Few who paid attention were taken aback when five Democratic justices on the seven-member court — Mary Jane Theis, P. Scott Neville, Joy Cunningham, Mary K. O’Brien and Jane Rochford — rode to the rescue of their fellow party members’ supermajorities in the Illinois House and Senate.

The lawsuit was perceived from Day 1 as a challenge to the court’s professed fidelity to the rule of law as opposed to protecting legislative Democrats.

“Illinois’ Supreme Court justices failed that most basic test,” the Chicago Tribune charged.

How so?

The “Supreme Court Five” didn’t rule so much as they ducked.

They ruled that the GOP lawsuit filed earlier this year is unworthy of a hearing on the merits because the challenge to the 2021 legislative maps was filed too late.

This pretext stands in contrast to a past pretext to a similar challenge that was dismissed on the grounds that it was filed too close to an election.

Too late to hear.

Too soon to hear.

Take your choice of the best “Catch-22” argument of the day.

Still, it’s a position that’s impossible to defeat because the high court is infallible because it’s final.

The good news for the high court’s reputation is that few will take note of its decision. Even fewer will care.

Legislative redistricting — the manipulation of Senate and House boundary lines to give the map-drawing party a solid advantage — isn’t on most people’s radars. Redistricting legislative maps every 10 years to adjust for population shifts and increases is crucial to the legislative process but way inside baseball.
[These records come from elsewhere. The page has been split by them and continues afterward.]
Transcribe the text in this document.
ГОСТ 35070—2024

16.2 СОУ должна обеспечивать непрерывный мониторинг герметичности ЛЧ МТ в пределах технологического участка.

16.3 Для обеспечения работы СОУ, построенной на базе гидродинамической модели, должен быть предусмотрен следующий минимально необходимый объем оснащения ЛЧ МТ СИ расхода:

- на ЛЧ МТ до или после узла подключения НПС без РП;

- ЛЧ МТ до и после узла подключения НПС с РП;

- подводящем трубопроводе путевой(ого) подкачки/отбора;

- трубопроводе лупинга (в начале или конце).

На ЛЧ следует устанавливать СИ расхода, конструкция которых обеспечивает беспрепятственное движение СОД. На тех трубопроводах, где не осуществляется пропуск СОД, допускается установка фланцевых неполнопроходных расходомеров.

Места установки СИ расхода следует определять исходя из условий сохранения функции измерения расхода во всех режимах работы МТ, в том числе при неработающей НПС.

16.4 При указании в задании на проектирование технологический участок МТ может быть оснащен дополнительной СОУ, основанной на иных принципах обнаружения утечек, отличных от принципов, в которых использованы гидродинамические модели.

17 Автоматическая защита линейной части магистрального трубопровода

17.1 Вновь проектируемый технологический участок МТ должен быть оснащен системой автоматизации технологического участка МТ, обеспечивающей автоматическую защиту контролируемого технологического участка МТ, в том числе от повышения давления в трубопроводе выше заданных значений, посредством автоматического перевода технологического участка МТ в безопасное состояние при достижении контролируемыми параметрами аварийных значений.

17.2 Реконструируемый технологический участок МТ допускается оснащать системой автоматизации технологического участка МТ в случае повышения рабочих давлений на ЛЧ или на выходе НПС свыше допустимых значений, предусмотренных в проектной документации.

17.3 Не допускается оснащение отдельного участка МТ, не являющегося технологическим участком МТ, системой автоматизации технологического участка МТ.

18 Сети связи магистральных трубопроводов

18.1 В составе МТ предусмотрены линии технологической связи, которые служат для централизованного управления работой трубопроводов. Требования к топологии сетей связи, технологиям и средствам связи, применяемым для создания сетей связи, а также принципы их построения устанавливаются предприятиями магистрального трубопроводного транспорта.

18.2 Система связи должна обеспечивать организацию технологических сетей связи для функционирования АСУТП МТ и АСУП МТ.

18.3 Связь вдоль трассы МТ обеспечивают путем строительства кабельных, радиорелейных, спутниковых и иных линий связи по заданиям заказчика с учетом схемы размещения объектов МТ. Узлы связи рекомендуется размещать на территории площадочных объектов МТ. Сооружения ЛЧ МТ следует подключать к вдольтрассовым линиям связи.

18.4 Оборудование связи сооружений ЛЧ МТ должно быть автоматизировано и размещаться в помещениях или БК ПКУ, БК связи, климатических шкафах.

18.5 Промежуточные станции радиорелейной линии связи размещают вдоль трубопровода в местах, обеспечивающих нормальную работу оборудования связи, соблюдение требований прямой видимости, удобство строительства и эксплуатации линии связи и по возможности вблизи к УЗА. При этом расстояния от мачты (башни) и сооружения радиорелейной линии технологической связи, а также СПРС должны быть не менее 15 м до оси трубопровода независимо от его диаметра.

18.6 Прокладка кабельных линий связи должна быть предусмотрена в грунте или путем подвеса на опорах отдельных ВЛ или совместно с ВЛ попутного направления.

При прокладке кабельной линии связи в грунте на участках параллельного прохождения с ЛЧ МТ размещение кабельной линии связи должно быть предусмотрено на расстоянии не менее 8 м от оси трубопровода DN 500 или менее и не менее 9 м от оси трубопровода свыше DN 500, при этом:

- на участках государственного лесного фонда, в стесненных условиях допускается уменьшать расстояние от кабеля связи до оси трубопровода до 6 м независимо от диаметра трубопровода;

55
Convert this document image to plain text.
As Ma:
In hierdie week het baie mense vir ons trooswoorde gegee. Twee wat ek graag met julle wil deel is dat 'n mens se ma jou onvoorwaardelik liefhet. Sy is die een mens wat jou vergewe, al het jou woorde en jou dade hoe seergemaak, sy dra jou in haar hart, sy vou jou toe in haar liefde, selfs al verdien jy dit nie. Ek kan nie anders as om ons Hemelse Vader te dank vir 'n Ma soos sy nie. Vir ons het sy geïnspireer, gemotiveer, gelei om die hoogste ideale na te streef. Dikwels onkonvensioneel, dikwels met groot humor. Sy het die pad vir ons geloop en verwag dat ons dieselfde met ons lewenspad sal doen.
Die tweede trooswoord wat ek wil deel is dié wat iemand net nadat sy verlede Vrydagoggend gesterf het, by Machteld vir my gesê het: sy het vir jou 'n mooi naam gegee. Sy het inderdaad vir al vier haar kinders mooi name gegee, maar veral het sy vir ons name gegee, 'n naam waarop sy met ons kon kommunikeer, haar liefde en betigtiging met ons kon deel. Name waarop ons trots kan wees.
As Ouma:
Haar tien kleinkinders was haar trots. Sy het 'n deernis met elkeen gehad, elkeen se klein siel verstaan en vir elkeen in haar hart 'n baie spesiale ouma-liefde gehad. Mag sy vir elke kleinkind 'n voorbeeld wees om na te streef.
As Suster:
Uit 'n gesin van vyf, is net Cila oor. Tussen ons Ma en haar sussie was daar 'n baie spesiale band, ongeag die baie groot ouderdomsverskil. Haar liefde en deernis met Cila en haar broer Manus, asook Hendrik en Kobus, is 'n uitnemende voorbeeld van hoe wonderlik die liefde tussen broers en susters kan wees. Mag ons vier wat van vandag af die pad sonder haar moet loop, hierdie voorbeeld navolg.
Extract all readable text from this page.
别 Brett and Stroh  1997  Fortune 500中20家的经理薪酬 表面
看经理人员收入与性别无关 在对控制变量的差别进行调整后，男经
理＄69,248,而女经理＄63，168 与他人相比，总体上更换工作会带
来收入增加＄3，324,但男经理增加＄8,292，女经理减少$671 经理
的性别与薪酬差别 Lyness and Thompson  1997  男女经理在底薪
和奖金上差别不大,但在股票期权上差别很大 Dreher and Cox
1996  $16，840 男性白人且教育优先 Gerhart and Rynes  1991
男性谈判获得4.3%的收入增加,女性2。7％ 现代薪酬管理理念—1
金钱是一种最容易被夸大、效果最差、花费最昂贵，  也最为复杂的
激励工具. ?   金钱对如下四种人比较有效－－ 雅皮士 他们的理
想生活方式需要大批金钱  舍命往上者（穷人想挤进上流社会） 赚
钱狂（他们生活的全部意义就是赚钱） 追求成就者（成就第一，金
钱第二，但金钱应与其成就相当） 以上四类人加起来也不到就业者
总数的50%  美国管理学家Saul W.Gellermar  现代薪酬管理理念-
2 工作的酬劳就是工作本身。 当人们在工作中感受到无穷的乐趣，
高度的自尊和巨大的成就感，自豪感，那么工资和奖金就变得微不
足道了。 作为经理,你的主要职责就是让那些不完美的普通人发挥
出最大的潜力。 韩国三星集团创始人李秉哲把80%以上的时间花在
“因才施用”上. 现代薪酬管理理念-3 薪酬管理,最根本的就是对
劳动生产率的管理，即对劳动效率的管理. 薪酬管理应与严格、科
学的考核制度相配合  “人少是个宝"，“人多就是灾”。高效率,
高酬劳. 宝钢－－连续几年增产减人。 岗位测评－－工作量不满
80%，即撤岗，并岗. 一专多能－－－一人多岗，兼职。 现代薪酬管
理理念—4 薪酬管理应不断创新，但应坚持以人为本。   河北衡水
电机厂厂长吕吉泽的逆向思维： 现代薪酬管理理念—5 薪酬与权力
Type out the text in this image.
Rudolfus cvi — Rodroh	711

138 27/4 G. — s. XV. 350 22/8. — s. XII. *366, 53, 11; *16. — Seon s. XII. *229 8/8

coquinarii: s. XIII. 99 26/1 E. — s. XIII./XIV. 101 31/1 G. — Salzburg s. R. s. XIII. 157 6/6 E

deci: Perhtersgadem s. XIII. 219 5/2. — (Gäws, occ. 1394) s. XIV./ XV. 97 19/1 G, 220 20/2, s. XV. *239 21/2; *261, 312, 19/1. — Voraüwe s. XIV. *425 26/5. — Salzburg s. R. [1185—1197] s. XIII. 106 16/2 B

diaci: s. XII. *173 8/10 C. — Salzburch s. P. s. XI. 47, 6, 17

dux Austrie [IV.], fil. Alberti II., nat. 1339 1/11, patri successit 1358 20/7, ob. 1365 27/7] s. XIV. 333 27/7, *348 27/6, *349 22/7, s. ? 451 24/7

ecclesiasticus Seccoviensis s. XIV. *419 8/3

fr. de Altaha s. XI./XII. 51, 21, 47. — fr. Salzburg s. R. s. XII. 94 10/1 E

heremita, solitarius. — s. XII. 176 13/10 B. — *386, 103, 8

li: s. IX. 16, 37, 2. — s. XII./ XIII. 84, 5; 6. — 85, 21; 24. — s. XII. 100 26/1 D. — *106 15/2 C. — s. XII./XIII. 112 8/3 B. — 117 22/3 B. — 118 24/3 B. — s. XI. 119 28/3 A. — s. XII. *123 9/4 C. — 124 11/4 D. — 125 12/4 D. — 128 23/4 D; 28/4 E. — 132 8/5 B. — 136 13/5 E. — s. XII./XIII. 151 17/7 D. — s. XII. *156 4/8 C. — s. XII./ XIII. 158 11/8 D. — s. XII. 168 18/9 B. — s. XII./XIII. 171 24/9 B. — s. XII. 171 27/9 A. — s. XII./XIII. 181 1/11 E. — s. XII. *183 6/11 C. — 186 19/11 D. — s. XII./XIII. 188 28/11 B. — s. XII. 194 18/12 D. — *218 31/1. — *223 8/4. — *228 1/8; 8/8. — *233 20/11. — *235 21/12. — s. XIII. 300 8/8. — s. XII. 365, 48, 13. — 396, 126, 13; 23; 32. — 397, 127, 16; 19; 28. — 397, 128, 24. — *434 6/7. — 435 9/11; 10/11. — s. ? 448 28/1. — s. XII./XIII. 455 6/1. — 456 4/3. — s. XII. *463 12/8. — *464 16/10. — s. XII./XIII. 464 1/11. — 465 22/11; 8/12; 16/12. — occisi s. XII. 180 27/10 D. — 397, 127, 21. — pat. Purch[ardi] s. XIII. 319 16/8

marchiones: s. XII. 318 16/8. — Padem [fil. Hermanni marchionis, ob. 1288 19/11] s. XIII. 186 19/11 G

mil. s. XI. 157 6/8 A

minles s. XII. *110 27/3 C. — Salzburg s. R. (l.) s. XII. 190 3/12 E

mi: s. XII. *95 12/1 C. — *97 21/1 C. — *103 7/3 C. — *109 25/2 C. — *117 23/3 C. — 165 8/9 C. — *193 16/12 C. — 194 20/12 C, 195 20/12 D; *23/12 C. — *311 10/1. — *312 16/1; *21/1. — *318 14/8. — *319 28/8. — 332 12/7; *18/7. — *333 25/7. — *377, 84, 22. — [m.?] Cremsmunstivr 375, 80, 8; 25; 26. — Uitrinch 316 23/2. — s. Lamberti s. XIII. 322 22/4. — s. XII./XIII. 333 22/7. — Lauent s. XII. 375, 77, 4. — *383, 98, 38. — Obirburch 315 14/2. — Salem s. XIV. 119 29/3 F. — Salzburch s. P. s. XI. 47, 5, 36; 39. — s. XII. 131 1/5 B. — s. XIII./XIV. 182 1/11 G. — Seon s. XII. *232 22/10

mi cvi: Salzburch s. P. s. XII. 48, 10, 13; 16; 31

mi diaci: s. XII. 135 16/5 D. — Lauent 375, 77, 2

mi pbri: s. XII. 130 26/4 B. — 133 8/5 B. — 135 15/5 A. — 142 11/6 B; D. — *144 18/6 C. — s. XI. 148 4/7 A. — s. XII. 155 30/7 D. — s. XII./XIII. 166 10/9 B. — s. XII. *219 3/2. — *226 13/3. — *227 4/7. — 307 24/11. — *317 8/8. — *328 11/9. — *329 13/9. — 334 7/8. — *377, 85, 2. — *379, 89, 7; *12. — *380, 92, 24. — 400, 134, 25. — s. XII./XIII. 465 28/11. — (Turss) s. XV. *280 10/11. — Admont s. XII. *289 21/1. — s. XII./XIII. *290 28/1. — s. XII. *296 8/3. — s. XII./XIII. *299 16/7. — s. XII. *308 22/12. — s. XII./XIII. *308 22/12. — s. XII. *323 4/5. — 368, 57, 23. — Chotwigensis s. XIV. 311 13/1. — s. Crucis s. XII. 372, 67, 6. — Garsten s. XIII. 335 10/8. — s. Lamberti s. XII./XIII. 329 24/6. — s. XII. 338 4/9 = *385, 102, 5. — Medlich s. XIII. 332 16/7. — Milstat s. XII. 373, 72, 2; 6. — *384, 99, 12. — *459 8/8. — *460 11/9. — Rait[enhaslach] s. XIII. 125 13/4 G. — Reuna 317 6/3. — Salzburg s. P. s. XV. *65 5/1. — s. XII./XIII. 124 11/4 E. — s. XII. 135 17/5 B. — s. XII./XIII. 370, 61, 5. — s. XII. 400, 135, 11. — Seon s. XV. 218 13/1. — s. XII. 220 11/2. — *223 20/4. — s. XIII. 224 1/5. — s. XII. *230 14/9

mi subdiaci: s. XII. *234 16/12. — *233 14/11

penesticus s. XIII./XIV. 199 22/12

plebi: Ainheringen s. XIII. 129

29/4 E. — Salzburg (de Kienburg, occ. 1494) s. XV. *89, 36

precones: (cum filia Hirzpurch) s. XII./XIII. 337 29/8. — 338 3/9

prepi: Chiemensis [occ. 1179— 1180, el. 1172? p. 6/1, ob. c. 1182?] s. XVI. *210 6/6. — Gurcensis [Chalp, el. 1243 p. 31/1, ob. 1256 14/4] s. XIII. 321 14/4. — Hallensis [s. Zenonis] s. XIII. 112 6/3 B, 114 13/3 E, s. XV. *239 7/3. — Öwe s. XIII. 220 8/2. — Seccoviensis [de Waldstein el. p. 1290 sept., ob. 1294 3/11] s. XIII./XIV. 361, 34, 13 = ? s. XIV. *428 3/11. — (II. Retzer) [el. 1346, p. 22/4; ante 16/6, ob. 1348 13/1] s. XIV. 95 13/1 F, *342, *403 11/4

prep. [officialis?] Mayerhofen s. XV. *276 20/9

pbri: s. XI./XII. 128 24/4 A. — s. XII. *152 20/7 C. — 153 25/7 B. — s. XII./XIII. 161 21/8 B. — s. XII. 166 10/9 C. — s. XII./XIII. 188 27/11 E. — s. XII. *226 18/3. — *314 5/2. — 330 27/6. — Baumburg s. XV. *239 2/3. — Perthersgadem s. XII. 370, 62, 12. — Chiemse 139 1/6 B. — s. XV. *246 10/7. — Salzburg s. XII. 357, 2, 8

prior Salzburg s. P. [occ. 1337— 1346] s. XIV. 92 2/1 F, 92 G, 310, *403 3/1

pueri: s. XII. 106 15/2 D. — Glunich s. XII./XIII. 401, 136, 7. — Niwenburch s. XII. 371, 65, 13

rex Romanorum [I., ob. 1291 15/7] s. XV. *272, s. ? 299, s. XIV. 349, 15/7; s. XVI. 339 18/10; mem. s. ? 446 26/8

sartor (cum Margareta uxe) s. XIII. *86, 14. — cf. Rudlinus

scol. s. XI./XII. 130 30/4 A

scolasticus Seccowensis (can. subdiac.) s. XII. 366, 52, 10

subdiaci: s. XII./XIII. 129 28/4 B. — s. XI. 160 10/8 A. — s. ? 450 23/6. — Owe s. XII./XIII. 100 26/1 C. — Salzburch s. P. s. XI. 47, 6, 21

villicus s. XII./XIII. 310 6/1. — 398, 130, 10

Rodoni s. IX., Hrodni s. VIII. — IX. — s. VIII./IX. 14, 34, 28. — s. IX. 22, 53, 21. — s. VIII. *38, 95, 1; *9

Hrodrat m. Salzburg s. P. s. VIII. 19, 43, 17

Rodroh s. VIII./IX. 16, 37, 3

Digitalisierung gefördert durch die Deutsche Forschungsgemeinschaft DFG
Gerrymandering, a process embraced by both parties across the 50 states, allows majority-party legislators to draw their districts in anti-democratic ways that virtually guarantee one election win after another.

So what’s next in what has been a relentlessly futile effort by reformers to bring a fair map-drawing process to Illinois?

Is there another petition drive in the offing, one that would put a state “fair maps” constitutional amendment on the ballot?

That would take time, money and huge effort, perhaps to no avail.

The high court refused in 2016 to allow a proposed amendment on the ballot.

What would be different next time from last time in a state where politics almost always trumps policy?

The bottom line, of course, is that Republicans can’t abandon their effort to force Democratic map-drawers to produce legislative maps that are “compact” and “contiguous,” as the Illinois Constitution requires and the Supreme Court ignores.

Jim Nowlan, a state department head under past Republican governors and a retired University of Illinois government professor, opines that “if something isn’t done,” Republicans will be “dead in the water at least until 2041.”

That kind of talk is music to the ears of ruling partisan Democrats.

After all, to the victor go the spoils, and there are lot of spoils to go around with the state’s $50 billion-plus annual budget.

One-party rule also spoils state government, but that doesn’t seem to matter much to those who control the levers of power.